Narayana Multispeciality Hospital, Whitefield was a hospital of the Narayana Health Group in Whitefield, Bangalore, India. The tertiary care hospital provided orthopaedic surgery, renal sciences, women's and paediatric care, general surgery and critical care units for cardiology. The hospital's primary catchment areas were the neighbourhoods around the International Tech Park of Bangalore, including KR Puram, Marathahalli, Varthur and Whitefield.

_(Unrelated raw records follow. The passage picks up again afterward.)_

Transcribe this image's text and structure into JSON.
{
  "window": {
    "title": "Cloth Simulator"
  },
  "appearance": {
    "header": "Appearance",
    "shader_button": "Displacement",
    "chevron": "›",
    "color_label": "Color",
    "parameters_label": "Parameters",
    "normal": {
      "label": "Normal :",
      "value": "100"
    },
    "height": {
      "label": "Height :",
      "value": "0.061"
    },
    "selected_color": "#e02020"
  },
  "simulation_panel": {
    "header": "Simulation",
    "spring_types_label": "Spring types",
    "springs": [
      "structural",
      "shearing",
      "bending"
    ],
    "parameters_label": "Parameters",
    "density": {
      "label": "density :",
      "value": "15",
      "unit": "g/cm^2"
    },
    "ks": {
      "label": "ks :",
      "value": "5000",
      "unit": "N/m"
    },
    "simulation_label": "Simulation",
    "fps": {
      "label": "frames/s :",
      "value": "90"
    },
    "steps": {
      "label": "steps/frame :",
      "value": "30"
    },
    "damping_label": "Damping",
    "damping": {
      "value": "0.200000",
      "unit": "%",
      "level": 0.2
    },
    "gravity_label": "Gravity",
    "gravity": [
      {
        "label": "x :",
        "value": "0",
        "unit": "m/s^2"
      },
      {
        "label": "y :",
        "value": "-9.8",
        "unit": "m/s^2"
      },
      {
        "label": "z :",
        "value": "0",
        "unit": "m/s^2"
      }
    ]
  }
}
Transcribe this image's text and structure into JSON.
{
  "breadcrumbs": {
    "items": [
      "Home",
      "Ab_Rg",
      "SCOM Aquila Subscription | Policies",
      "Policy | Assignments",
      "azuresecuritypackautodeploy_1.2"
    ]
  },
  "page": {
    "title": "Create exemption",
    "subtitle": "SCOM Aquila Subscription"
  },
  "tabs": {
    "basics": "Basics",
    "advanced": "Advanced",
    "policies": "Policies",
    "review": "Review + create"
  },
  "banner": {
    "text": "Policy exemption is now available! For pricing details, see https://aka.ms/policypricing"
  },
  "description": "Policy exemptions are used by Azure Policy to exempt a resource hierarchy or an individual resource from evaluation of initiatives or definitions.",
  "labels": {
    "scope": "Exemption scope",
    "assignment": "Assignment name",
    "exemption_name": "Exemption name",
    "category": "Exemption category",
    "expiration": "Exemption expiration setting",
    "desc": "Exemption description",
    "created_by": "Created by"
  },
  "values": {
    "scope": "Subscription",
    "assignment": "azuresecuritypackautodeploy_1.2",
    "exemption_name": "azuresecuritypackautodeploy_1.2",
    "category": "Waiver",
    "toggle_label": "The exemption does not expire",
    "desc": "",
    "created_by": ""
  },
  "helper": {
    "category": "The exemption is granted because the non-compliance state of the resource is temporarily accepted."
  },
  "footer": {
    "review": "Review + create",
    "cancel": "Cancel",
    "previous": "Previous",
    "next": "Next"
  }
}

The hospital was commissioned in July 2013 by the Chairman and Founder of Narayana Health, Dr. Devi Prasad Shetty. Shetty has led the establishment of NH's Hospitals in several states of India and Cayman Islands, North America.

The hospital housed a catheterisation laboratory, several critical care units across multiple departments, obstetric care that focuses on treating difficult pregnancies and premature babies, and accident and emergency care services. The hospital supported six neonatal intensive care units and a radiology and medical imaging department that includes CT scans, MRI, X-rays, Doppler tests, and medical ultrasound.

Its specialities included anaesthesia and critical care, adult cardiac surgery, ear nose and throat surgery, internal medicine, general surgery, neurology, renal sciences and nephrology. The hospital had a well established cardiology department which was headed by Dr. Sandesh Prabhu. The hospital had a cardiac Cathlab where high end complex procedures were done under the guidance of Dr. Sandesh Prabhu.

The hospital closed in November 2019.